Bernard Lagat runs 3:55 last 1600 to win national 5000m title and ticket to Moscow world champs...

DES MOINES, Iowa--Pick your poison.

If you want to run fast from the start, he can do that.

If you want to run 3000 meters in 9:45 and bank that you can run away from him over the last five laps, he can play that game as well.

And that's exactly what the field in the men's 5000 meters at the USA Outdoor Track & Field Championships at Drake Stadium dared him to do, and the result was yet another national title for the ageless Washington State University alum, Bernard Lagat (left/photo by Paul Merca), who ran a 3:55 last 1600.

With four laps to go, Ben True, who was one of the heroes of Team USA's silver medal winning performance at the world cross country championships in Poland in March, charged to the front, taking command for more than two laps, with Lagat and Olympic 10k silver medalist Galen Rupp close by.

Rupp went to the front with a lap to go, but in an all familiar scene to those who have followed Lagat's career over the years, the 38-year old pounced in the last 150 and overtook Rupp in the final straightaway to win in 14:54.16 to 14:54.91, with North Carolina State standout Ryan Hill taking third in 14:55.16, and the chance to join the two veterans in Moscow if he can attain the IAAF B standard before July 20th.

That time was the slowest winning time in the national championship meet since 1952.

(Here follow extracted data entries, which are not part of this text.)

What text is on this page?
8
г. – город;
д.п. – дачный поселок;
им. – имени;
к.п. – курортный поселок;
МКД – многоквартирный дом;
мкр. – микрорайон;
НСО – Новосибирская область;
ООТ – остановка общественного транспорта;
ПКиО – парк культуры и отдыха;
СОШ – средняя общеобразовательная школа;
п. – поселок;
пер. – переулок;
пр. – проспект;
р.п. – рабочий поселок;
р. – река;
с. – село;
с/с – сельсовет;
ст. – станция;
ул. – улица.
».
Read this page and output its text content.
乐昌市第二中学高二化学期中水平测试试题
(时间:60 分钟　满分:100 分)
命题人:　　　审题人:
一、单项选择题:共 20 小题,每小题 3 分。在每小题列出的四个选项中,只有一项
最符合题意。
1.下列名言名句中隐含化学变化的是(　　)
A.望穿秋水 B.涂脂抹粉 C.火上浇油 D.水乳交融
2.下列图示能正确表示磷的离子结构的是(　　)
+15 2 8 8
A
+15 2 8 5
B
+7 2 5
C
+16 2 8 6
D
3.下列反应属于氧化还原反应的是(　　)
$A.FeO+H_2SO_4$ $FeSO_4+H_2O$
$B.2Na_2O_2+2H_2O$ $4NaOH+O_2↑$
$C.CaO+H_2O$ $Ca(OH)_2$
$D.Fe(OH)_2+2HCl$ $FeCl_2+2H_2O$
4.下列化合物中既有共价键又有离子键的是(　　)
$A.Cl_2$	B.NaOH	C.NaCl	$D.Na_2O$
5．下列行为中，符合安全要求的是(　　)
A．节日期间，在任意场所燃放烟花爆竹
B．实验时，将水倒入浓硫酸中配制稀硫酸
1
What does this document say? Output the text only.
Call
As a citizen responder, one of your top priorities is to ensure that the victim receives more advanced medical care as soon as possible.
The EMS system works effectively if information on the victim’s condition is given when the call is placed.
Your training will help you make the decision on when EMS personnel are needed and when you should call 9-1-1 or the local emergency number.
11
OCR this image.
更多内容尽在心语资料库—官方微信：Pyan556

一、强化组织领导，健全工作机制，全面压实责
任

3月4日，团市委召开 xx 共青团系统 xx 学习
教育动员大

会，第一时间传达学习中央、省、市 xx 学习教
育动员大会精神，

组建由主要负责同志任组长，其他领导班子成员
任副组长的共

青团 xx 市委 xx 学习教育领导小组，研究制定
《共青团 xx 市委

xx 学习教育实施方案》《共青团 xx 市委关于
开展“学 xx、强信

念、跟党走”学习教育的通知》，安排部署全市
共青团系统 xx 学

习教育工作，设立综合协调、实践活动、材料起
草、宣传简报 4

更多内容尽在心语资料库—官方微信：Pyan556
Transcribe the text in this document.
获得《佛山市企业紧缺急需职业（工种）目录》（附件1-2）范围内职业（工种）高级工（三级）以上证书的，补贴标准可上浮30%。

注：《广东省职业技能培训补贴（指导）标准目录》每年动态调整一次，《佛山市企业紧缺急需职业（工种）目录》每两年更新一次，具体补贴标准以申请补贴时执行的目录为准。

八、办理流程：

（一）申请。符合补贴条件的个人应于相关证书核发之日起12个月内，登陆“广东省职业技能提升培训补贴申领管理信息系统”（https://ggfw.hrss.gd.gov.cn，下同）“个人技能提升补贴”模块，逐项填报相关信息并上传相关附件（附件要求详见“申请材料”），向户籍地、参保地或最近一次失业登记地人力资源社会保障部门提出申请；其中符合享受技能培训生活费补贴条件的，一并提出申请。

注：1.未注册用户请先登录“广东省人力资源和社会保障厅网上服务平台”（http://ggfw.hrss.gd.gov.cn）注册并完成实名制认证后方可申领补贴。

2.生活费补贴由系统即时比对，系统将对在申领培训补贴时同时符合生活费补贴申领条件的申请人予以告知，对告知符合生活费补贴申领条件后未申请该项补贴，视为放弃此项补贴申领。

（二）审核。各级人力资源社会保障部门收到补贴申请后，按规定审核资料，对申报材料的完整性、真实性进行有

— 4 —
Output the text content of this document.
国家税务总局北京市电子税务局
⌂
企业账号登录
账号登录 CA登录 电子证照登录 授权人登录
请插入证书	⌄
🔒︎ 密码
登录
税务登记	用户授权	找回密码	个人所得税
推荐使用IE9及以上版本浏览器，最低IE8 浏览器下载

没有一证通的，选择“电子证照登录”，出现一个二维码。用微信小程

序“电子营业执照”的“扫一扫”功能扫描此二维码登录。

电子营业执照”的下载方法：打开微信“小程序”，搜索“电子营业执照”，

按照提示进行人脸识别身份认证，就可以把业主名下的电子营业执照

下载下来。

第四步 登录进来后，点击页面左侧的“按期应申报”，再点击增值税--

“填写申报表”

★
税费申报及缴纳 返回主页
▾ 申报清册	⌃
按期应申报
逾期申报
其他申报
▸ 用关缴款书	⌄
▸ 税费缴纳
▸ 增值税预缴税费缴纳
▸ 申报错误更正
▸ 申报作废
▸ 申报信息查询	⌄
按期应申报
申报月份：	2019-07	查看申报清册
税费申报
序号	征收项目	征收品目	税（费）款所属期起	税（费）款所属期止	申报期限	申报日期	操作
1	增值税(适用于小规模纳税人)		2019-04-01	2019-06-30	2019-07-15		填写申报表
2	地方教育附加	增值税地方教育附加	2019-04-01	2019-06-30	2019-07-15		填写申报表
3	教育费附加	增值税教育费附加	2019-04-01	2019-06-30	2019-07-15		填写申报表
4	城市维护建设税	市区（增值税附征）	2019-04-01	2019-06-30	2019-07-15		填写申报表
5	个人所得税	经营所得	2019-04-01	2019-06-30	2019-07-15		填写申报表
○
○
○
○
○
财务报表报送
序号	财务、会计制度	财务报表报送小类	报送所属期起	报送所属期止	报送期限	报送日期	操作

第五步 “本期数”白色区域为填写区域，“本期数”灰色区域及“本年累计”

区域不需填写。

“When I was evaluating the strategy with my coach (James Li), we knew it was going to be slow, that nobody was going to take it in the beginning, but then nobody was willing to take it later. I would not have cared if it averaged even 80 maybe as long as it was moving and I was out of trouble, which was the most important thing."

“I ran 3:54 at the Penn Relays and I’ve had faster training times that I’ve run with my coach, so that time was not surprising.”

University of Washington alum Aretha Thurmond picked a bad time to have a bad meet, as she only threw 190-11 (58.19m) in the final round to finish sixth, and miss her first world championship team since 2007.

The men's steeplechase saw Bellingham resident and 2012 Olympian Donn Cabral finish sixth in 8:35.87.

In the women's 5000, Tacoma's Brie Felnagle finished seventh in 15:46.05, while training partner and UW alum Katie Mackey was eighth in 15:57.78.

University of Washington senior Christine Babcock was eleventh in 16:08.81.

Husky senior Joe Zimmerman was 21st in the men's javelin with a best of 218-2 (66.51m).


At the Canadian national championships in Moncton, New Brunswick, former Husky Kyle Nielsen won the championship in the javelin with a toss of 250-1 (76.23m).